Re: [PATCH v6 3/3] sound/usb: Use Media Controller API to share media resources

From: Sakari Ailus
Date: Wed Dec 07 2016 - 05:52:32 EST


Hi Shuah,

On Mon, Dec 05, 2016 at 05:38:23PM -0700, Shuah Khan wrote:
> On 12/05/2016 04:21 PM, Laurent Pinchart wrote:
> > Hi Shuah,
> >
> > On Monday 05 Dec 2016 15:44:30 Shuah Khan wrote:
> >> On 11/30/2016 03:01 PM, Shuah Khan wrote:
> >>> Change ALSA driver to use Media Controller API to share media resources
> >>> with DVB, and V4L2 drivers on a AU0828 media device.
> >>>
> >>> Media Controller specific initialization is done after sound card is
> >>> registered. ALSA creates Media interface and entity function graph
> >>> nodes for Control, Mixer, PCM Playback, and PCM Capture devices.
> >>>
> >>> snd_usb_hw_params() will call Media Controller enable source handler
> >>> interface to request the media resource. If resource request is granted,
> >>> it will release it from snd_usb_hw_free(). If resource is busy, -EBUSY is
> >>> returned.
> >>>
> >>> Media specific cleanup is done in usb_audio_disconnect().
> >>>
> >>> Signed-off-by: Shuah Khan <shuahkh@xxxxxxxxxxxxxxx>
> >>
> >> Hi Takashi,
> >>
> >> If you are good with this patch, could you please Ack it, so Mauro
> >> can pull it into media tree with the other two patches in this series,
> >> when he is ready to do so.
> >
> > I *really* want to address the concerns raised by Sakari before pulling more
> > code that makes fixing the race conditions more difficult. Please, let's all
> > work on fixing the core code to build a stable base on which we can build
> > additional features. V4L2 and MC need teamwork, it's time to give the
> > subsystem the love it deserves.
> >
>
> Hi Laurent,
>
> The issue Sakari brought up is specific to using devm for video_device in
> omap3 and vsp1. I tried reproducing the problem on two different drivers
> and couldn't on Linux 4.9-rc7.
>
> After sharing that with Sakari, I suggested to Sakari to pull up his patch
> that removes the devm usage and see if he still needs all the patches in his
> patch series. He didn't back to me on that. I also requested him to rebase on

Just to see what remains, I made a small hack to test this with omap3isp by
just replacing the devm_() functions by their plain counterparts. The memory
is thus never released, for there is no really a proper moment to release it
--- something which the patchset resolves. The result is here:

<URL:http://www.retiisi.org.uk/v4l2/tmp/media-ref-dmesg.txt>

What happens there is that as part of the device unbinding, the graph
objects are unregistered (by media_device_unregister()) while streaming is
ongoing. Their parent media device pointers are set to NULL.

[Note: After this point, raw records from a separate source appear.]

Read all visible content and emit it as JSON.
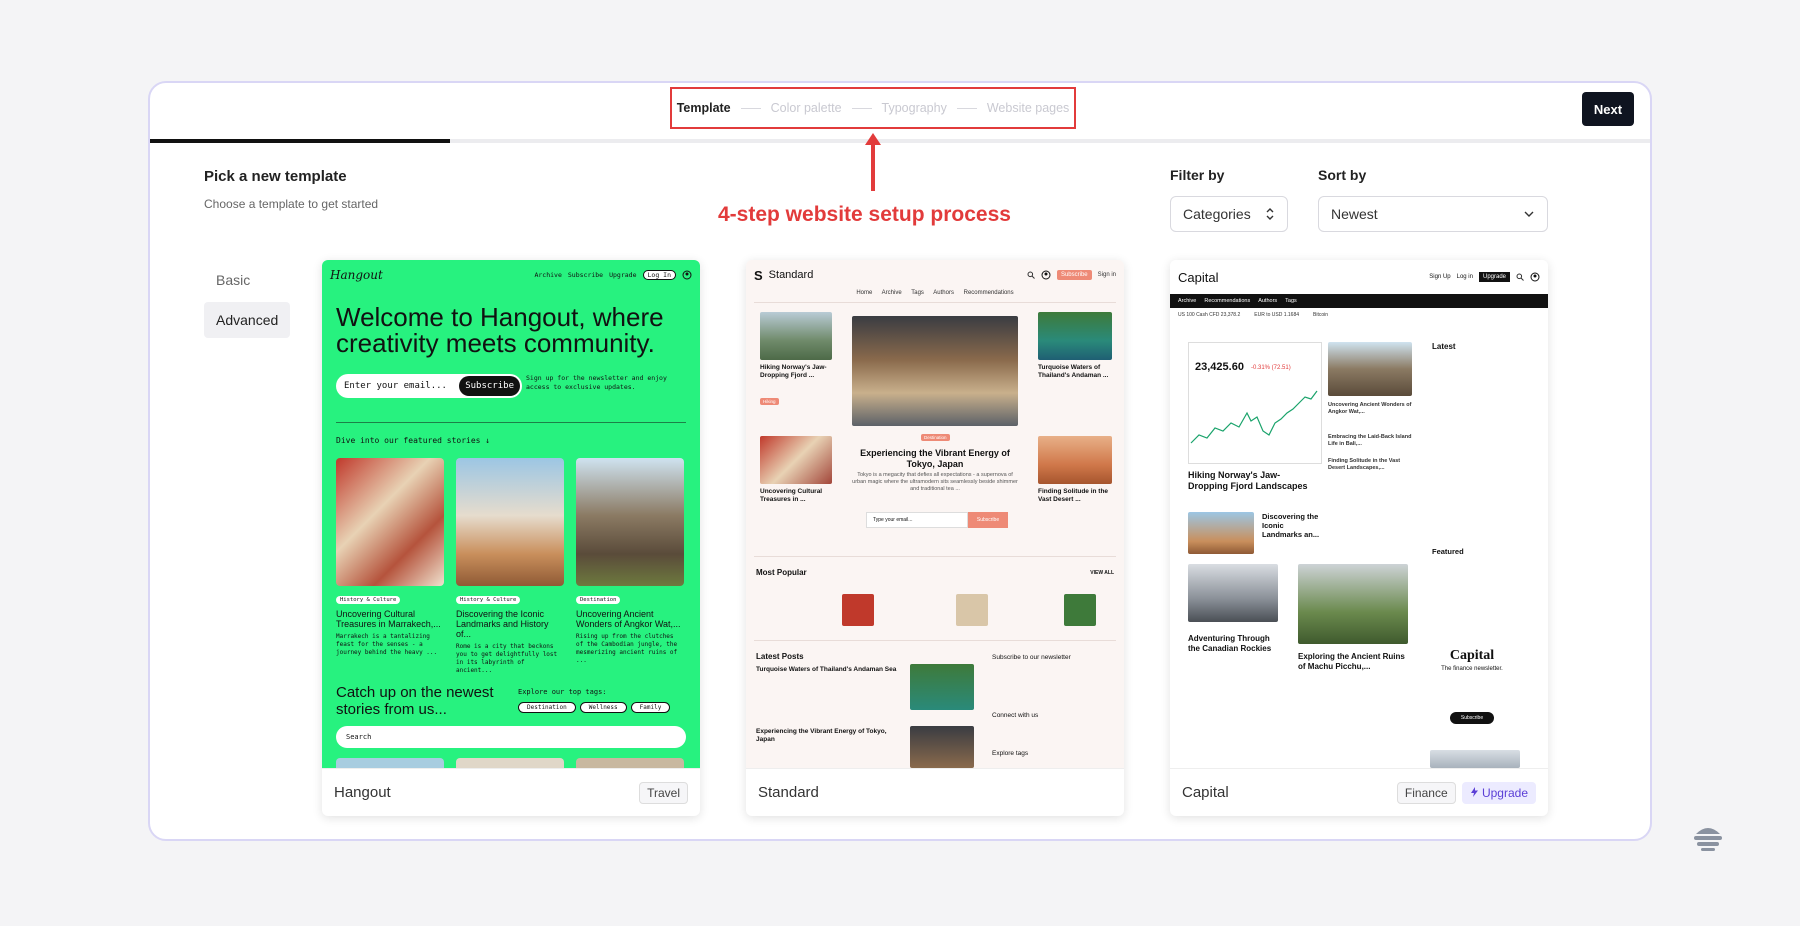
{
  "steps": [
    "Template",
    "Color palette",
    "Typography",
    "Website pages"
  ],
  "progress_fraction": 0.2,
  "next_label": "Next",
  "annotation": "4-step website setup process",
  "heading": "Pick a new template",
  "subheading": "Choose a template to get started",
  "filter": {
    "label": "Filter by",
    "value": "Categories"
  },
  "sort": {
    "label": "Sort by",
    "value": "Newest"
  },
  "sidebar": {
    "items": [
      {
        "label": "Basic"
      },
      {
        "label": "Advanced"
      }
    ]
  },
  "cards": [
    {
      "name": "Hangout",
      "tags": [
        "Travel"
      ]
    },
    {
      "name": "Standard",
      "tags": []
    },
    {
      "name": "Capital",
      "tags": [
        "Finance",
        "Upgrade"
      ]
    }
  ],
  "hangout": {
    "logo": "Hangout",
    "nav": [
      "Archive",
      "Subscribe",
      "Upgrade",
      "Log In"
    ],
    "title": "Welcome to Hangout, where creativity meets community.",
    "email_placeholder": "Enter your email...",
    "subscribe": "Subscribe",
    "signup_text": "Sign up for the newsletter and enjoy access to exclusive updates.",
    "featured": "Dive into our featured stories ↓",
    "stories": [
      {
        "badge": "History & Culture",
        "title": "Uncovering Cultural Treasures in Marrakech,...",
        "desc": "Marrakech is a tantalizing feast for the senses - a journey behind the heavy ..."
      },
      {
        "badge": "History & Culture",
        "title": "Discovering the Iconic Landmarks and History of...",
        "desc": "Rome is a city that beckons you to get delightfully lost in its labyrinth of ancient..."
      },
      {
        "badge": "Destination",
        "title": "Uncovering Ancient Wonders of Angkor Wat,...",
        "desc": "Rising up from the clutches of the Cambodian jungle, the mesmerizing ancient ruins of ..."
      }
    ],
    "catch_up": "Catch up on the newest stories from us...",
    "explore": "Explore our top tags:",
    "tags": [
      "Destination",
      "Wellness",
      "Family"
    ],
    "search": "Search"
  },
  "standard": {
    "logo": "S",
    "name": "Standard",
    "subscribe": "Subscribe",
    "sign_in": "Sign in",
    "menu": "Home Archive Tags Authors Recommendations",
    "left_1": "Hiking Norway's Jaw-Dropping Fjord ...",
    "left_2": "Uncovering Cultural Treasures in ...",
    "center_title": "Experiencing the Vibrant Energy of Tokyo, Japan",
    "center_desc": "Tokyo is a megacity that defies all expectations - a supernova of urban magic where the ultramodern sits seamlessly beside shimmer and traditional tea ...",
    "email_placeholder": "Type your email...",
    "subscribe_btn": "Subscribe",
    "right_1": "Turquoise Waters of Thailand's Andaman ...",
    "right_2": "Finding Solitude in the Vast Desert ...",
    "most_popular": "Most Popular",
    "view_all": "VIEW ALL",
    "latest_posts": "Latest Posts",
    "latest_1": "Turquoise Waters of Thailand's Andaman Sea",
    "latest_2": "Experiencing the Vibrant Energy of Tokyo, Japan",
    "subscribe_news": "Subscribe to our newsletter",
    "connect": "Connect with us",
    "explore_tags": "Explore tags"
  },
  "capital": {
    "name": "Capital",
    "nav": [
      "Sign Up",
      "Log in",
      "Upgrade"
    ],
    "bar": [
      "Archive",
      "Recommendations",
      "Authors",
      "Tags"
    ],
    "ticker": [
      "US 100 Cash CFD 23,378.2",
      "EUR to USD 1.1684",
      "Bitcoin"
    ],
    "price": "23,425.60",
    "change": "-0.31% (72.51)",
    "main_title": "Hiking Norway's Jaw-Dropping Fjord Landscapes",
    "latest": "Latest",
    "mid_1": "Uncovering Ancient Wonders of Angkor Wat,...",
    "mid_2": "Embracing the Laid-Back Island Life in Bali,...",
    "mid_3": "Finding Solitude in the Vast Desert Landscapes,...",
    "discover": "Discovering the Iconic Landmarks an...",
    "adventuring": "Adventuring Through the Canadian Rockies",
    "exploring": "Exploring the Ancient Ruins of Machu Picchu,...",
    "featured": "Featured",
    "cap_title": "Capital",
    "cap_sub": "The finance newsletter.",
    "cap_btn": "Subscribe"
  }
}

Then, when the user process exists, the streaming media pipeline is stopped.
This requires parsing of the media graph, a job which will obviously fail
miserably and immediately: the media device is obtained from the entity
where graph traversal is expected to begin.

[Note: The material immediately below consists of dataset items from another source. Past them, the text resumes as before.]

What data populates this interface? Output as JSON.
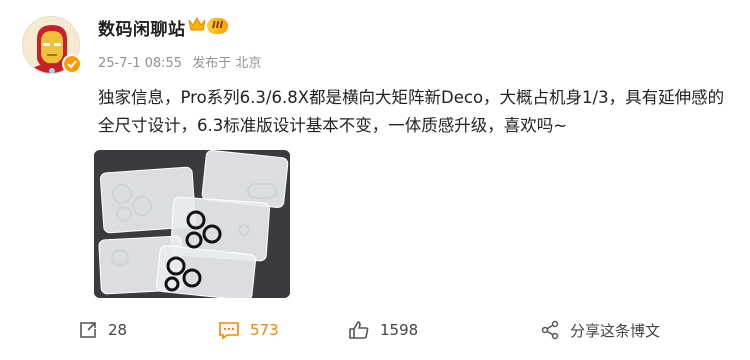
{
  "user": {
    "name": "数码闲聊站",
    "level_badge": "III"
  },
  "meta": {
    "time": "25-7-1 08:55",
    "location": "发布于 北京"
  },
  "post": {
    "text": "独家信息，Pro系列6.3/6.8X都是横向大矩阵新Deco，大概占机身1/3，具有延伸感的全尺寸设计，6.3标准版设计基本不变，一体质感升级，喜欢吗~"
  },
  "actions": {
    "repost_count": "28",
    "comment_count": "573",
    "like_count": "1598",
    "share_label": "分享这条博文"
  },
  "colors": {
    "accent": "#ff8200",
    "meta_gray": "#939393",
    "badge_gold": "#ffb300"
  },
  "icons": [
    "crown-icon",
    "verified-badge-icon",
    "repost-icon",
    "comment-icon",
    "like-icon",
    "share-icon"
  ]
}
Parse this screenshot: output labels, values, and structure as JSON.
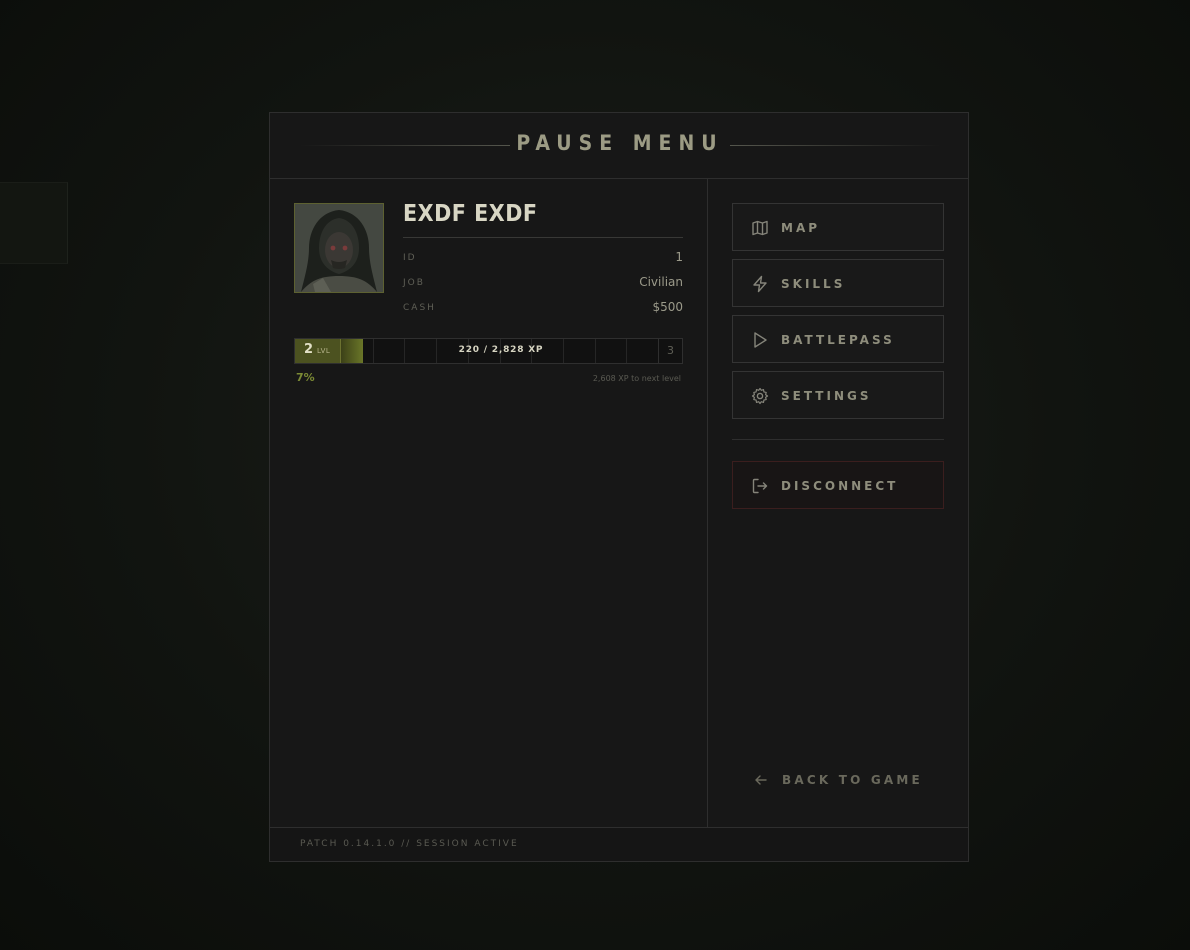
{
  "header": {
    "title": "PAUSE MENU"
  },
  "player": {
    "name": "EXDF EXDF",
    "stats": [
      {
        "key": "ID",
        "value": "1"
      },
      {
        "key": "JOB",
        "value": "Civilian"
      },
      {
        "key": "CASH",
        "value": "$500"
      }
    ]
  },
  "progress": {
    "level": "2",
    "level_label": "LVL",
    "next_level": "3",
    "xp_text": "220 / 2,828 XP",
    "fraction": 0.07,
    "percent_text": "7%",
    "to_next_text": "2,608 XP to next level"
  },
  "menu": {
    "map": "MAP",
    "skills": "SKILLS",
    "battlepass": "BATTLEPASS",
    "settings": "SETTINGS",
    "disconnect": "DISCONNECT",
    "back": "BACK TO GAME"
  },
  "footer": {
    "patch": "PATCH 0.14.1.0 // SESSION ACTIVE"
  },
  "colors": {
    "accent": "#6a7628",
    "danger_border": "#3b1e1e",
    "title": "#9c9b84"
  },
  "icons": {
    "map": "map-icon",
    "skills": "lightning-icon",
    "battlepass": "play-icon",
    "settings": "gear-icon",
    "disconnect": "logout-icon",
    "back": "arrow-left-icon"
  }
}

Two mutexes are also acquired but they've been already destroyed at that
point (and the memory of which would also be released now without the hack
to test this "without devm"). There's just a single warning on this though.

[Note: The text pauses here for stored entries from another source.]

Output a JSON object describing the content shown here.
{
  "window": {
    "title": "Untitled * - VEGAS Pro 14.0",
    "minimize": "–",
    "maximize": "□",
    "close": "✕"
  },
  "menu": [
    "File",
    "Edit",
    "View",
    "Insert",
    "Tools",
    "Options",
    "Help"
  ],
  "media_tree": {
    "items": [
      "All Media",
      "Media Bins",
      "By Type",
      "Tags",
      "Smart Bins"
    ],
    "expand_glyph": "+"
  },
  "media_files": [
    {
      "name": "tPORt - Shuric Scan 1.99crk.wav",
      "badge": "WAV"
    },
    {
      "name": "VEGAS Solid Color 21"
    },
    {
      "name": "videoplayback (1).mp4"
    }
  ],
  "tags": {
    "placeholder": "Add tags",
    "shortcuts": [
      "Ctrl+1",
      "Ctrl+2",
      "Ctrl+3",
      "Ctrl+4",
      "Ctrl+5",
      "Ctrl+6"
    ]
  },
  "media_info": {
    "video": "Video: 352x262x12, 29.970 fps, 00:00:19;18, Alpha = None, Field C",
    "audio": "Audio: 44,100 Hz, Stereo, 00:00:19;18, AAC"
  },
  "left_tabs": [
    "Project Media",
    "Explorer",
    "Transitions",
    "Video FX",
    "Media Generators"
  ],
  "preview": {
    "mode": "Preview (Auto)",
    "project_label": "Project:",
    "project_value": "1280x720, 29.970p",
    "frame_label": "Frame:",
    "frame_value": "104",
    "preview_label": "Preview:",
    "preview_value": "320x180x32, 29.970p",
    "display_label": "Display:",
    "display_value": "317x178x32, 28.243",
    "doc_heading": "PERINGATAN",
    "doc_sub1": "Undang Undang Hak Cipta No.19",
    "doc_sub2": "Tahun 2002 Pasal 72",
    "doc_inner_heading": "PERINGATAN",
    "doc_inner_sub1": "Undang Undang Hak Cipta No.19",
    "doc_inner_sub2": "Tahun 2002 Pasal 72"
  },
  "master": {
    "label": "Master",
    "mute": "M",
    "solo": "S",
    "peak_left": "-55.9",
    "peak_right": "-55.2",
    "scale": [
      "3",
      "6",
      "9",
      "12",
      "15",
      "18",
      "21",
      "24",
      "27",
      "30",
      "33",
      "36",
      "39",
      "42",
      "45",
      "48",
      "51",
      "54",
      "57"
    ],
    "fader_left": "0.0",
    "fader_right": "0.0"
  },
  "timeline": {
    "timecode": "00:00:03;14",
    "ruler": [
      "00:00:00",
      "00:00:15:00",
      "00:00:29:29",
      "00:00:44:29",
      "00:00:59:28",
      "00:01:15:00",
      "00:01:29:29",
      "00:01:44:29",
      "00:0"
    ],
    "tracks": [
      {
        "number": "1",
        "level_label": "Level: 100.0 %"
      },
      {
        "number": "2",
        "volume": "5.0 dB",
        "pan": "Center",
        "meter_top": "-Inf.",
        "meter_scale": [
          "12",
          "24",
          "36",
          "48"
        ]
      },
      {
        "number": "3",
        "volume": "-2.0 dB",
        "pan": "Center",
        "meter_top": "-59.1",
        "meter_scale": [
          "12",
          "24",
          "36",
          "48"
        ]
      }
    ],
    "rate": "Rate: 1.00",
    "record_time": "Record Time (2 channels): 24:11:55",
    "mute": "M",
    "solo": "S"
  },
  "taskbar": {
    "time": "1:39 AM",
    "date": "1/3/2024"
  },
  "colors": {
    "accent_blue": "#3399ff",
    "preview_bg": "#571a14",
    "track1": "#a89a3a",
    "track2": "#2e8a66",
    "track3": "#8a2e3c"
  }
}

> top of media dev allocator because the allocator routines he has don't address
> the shared media device need.

I do strongly prefer fixing the existing object lifetime issues in the
framework before extending it and thus making the problem domain more
complex than it is already.

What I mentioned as an example of this are the other callbacks to the media
device: presumably they do suffer from the exactly same problems as the
enable_source() and disable_source() ones.

As drivers do refer to other entities and controls they do expose also to
the user space, we can't really even remove entities safely at the moment.
We should have a solution to this as well, my patchset at the moment does
not address this.

What we do need a sound basis for the framework rather than hastily written
improvements to support a particular device. Also, testing device removal
with a particular device in a particular use case does not guarantee that no
further object lifetime issues related to device removal exist, even with
that same driver, let alone other devices.

Instead, we must consider how the frameworks and drivers manage the memory
allocated for the various objects, what are relations of those objects and
how they're exposed to the user space either directly or indirectly. As long
as objects (such as the media graph objects) with different lifetimes are
referred to from other objects without taking a reference or alternatively
serialising code paths that may access those objects and those that remove
them, we do have a problem.

The media graph with all the subsystem specific device nodes that are
exported to the user space is a rather complex data structure. I don't think
that acquiring the media graph lock in order to fix all the serialisation
problems is the right approach here.

>
> He also didn't respond to my response regarding the reasons for choosing
> graph_mutex to protect enable_source and disable_source handlers.

I did. The point is that this is a partial fix and that does not properly
address the problem of device removal. It probably does decrease of the
probability of hitting the bug but it does not fix it.

>
> So I am not sure how to move forward at the moment without a concrete plan
> for Sakari's RFC series. Sakari's patch series is still RFC and doesn't address
> shared media_device and requires all drivers to change.

I'm all for extending the functionality of the Media controller framework,
but existing known problems touching the same parts of the framework should
be fixed first.

Reviewing patches, pointing out problems and proposing improvements would
certainly help to achieve that goal.

--
Kind regards,

Sakari Ailus
e-mail: sakari.ailus@xxxxxx XMPP: sailus@xxxxxxxxxxxxxx